Я знаю что я оттуда. Я там всё узнаю. Я знаю что и Вы оттуда, я и Вáс там узнаю, я и это там в Вас узнаю. Мы с Вами люди одной породы, без всякого иносказания: горной. Люди гор. Суровые. Как было в России суровое полотно, суровый холст — из которого кому-то (не нам!) паруса. Которые не рвутся. (И вот — мысль: на парусах моих стихов все выплывут в открытое море, кроме меня. Ибо я только ткач, ткач, который сидит.)
Сигрид Унсет. Sigrid Unsed: Der Kranz — Die Frau — Das Kreuz.[990] И вот — внезапное озарение: кто же мне подарит эти книги как не Вы, которая их — почти что писали и совсем жили?! Не все. Вторую часть: die Frau. Первую мне, я почти уверена, подарит один здешний молодой поэт,[991] к<отор>ый был в VII кл<ассе> Тшебовской гимн<азии>, когда Аля поступила в 1 кл<асс>. Еще совсем не поэт: только начинает учиться рифмовать, но — благородное сердце, без чего поэта — нет. У нас с ним общая любовь — Рильке, с той разницей, что его любимая вещь — Cornet,[992] т. е. его собственный юношеский возраст. До всего Р<ильке> ему остается расти всю жизнь, а м. б. и несколько. — Вот на этого рильковского читателя (горячо любит мои стихи) у меня и надежда, что подарит 1 ч<асть> der Kranz. Хочу непременно по-немецки, на франц<узском> эта вещь просто не мыслится. Читала я трилогию два года с лишним назад, жила ее. А просила подарить уже два раза — и оба раза безнадежно: первый человек просто не отозвался, второй пообещал — и всё. Знаю, что все три тома продаются отдельно, глазами видела здесь, в немецком магаз<ине>, и естественно не могла купить. Мы в полной нищете, за кв<артиру> не плачено (послали из 1300 фр<анков> — 700 фр<анков>, пока, хозяйка вернула обратно, желая сразу всё, естественно начали тратить, ибо жить не на что, чехи не пишут и не шлют, литер<атурный> отдел В<оли> России кончился, печататься негде, С<ергей> Я<ковлевич> без работы, ищет, обещают — ах!). Но вот потому-то, из-за того-то и хочу трилогию, чтобы рядом с этой жизнью шла другая жизнь: моя!

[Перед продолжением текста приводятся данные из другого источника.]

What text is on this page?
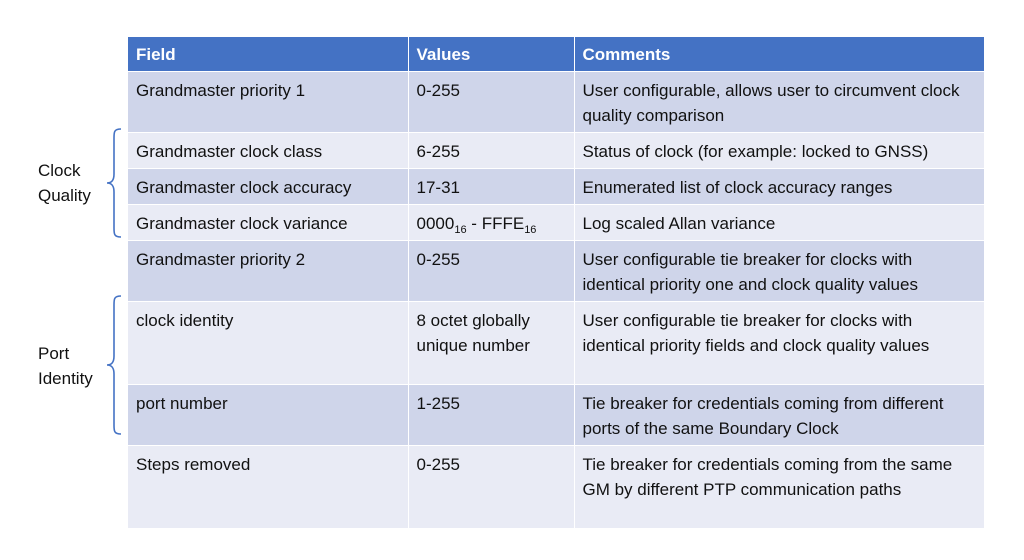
Clock
Quality
Port
Identity
Field	Values	Comments
Grandmaster priority 1	0-255	User configurable, allows user to circumvent clock quality comparison
Grandmaster clock class	6-255	Status of clock (for example: locked to GNSS)
Grandmaster clock accuracy	17-31	Enumerated list of clock accuracy ranges
Grandmaster clock variance	$0000_{16}$ - $FFFE_{16}$	Log scaled Allan variance
Grandmaster priority 2	0-255	User configurable tie breaker for clocks with identical priority one and clock quality values
clock identity	8 octet globally unique number	User configurable tie breaker for clocks with identical priority fields and clock quality values
port number	1-255	Tie breaker for credentials coming from different ports of the same Boundary Clock
Steps removed	0-255	Tie breaker for credentials coming from the same GM by different PTP communication paths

О Kristin Laurinstochter мечтаю третий год, сейчас эта мечта дошла до тоски.[993] Половину бы своих книг (у меня есть очень хорошие!) за нее отдала.

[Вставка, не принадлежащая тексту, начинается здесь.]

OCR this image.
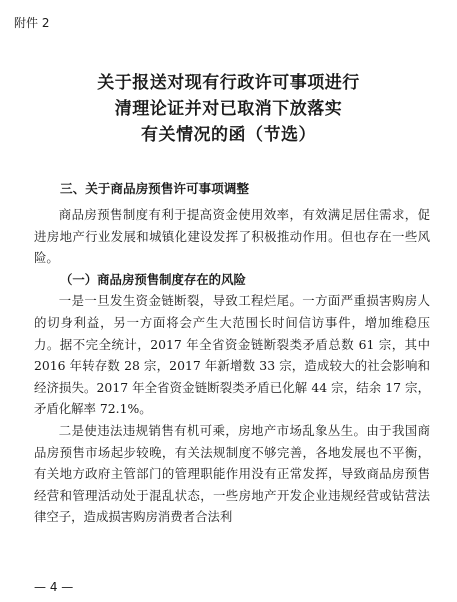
附件 2
关于报送对现有行政许可事项进行
清理论证并对已取消下放落实
有关情况的函（节选）
三、关于商品房预售许可事项调整

商品房预售制度有利于提高资金使用效率，有效满足居住需求，促进房地产行业发展和城镇化建设发挥了积极推动作用。但也存在一些风险。

（一）商品房预售制度存在的风险

一是一旦发生资金链断裂，导致工程烂尾。一方面严重损害购房人的切身利益，另一方面将会产生大范围长时间信访事件，增加维稳压力。据不完全统计，2017 年全省资金链断裂类矛盾总数 61 宗，其中 2016 年转存数 28 宗，2017 年新增数 33 宗，造成较大的社会影响和经济损失。2017 年全省资金链断裂类矛盾已化解 44 宗，结余 17 宗，矛盾化解率 72.1%。

二是使违法违规销售有机可乘，房地产市场乱象丛生。由于我国商品房预售市场起步较晚，有关法规制度不够完善，各地发展也不平衡，有关地方政府主管部门的管理职能作用没有正常发挥，导致商品房预售经营和管理活动处于混乱状态，一些房地产开发企业违规经营或钻营法律空子，造成损害购房消费者合法利

— 4 —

21-го был мой доклад «Поэт и Время». В зале ни одного свободного места, слушатели очень расположенные, хоть говорила я резкие правды. Характерно, что из всех приглашенных[994] для обмена мнений людей старшего поколения, всех представителей времени (философов или возле) пришел только шахматист и ли-тер<атурный> критик Зноско-Боровский.[995] Ни одного философа, ни одного критика. Только поэты. Трогательно выступал (из публики) старичок Сергей Яблоновский[996] (лет за семьдесят), увидевший во мне (и в моем докладе) — свет — правдивость — бесстрашие (его слова). Очень горяч был молодой поэт А. Эйснер… <…>
8-го апреля 1932 г.
Clamart (Seine) 101,
Rue Condorcel
Дорогая Анна Антоновна,
Как видите новый адрес, то есть конец одной жизни и начало другой. Выехали и въехали 31-го марта, переезжали, вернее — перетаскивались по вчерашний день. Причина переезда — невозможность платить прежнюю цену, наша новая квартира на 1200 фр<анков> в год дешевле, самая дешевая из всех виденных в Медоне и в Кламаре — на комнату (мою) меньше, и без ванной, словом 21/2 комнаты и кухня. Половина — то место где мой стол и книги, но постель не вмещается, сплю в кухне, большой и светлой… <…>
…В Медоне мы прожили пять лет. В Медоне вырос Мур. В Медоне в трех минутах был лес и в трех — вокзал. В Медоне на десять домов девять старых. В Медоне когда-то охотились короли.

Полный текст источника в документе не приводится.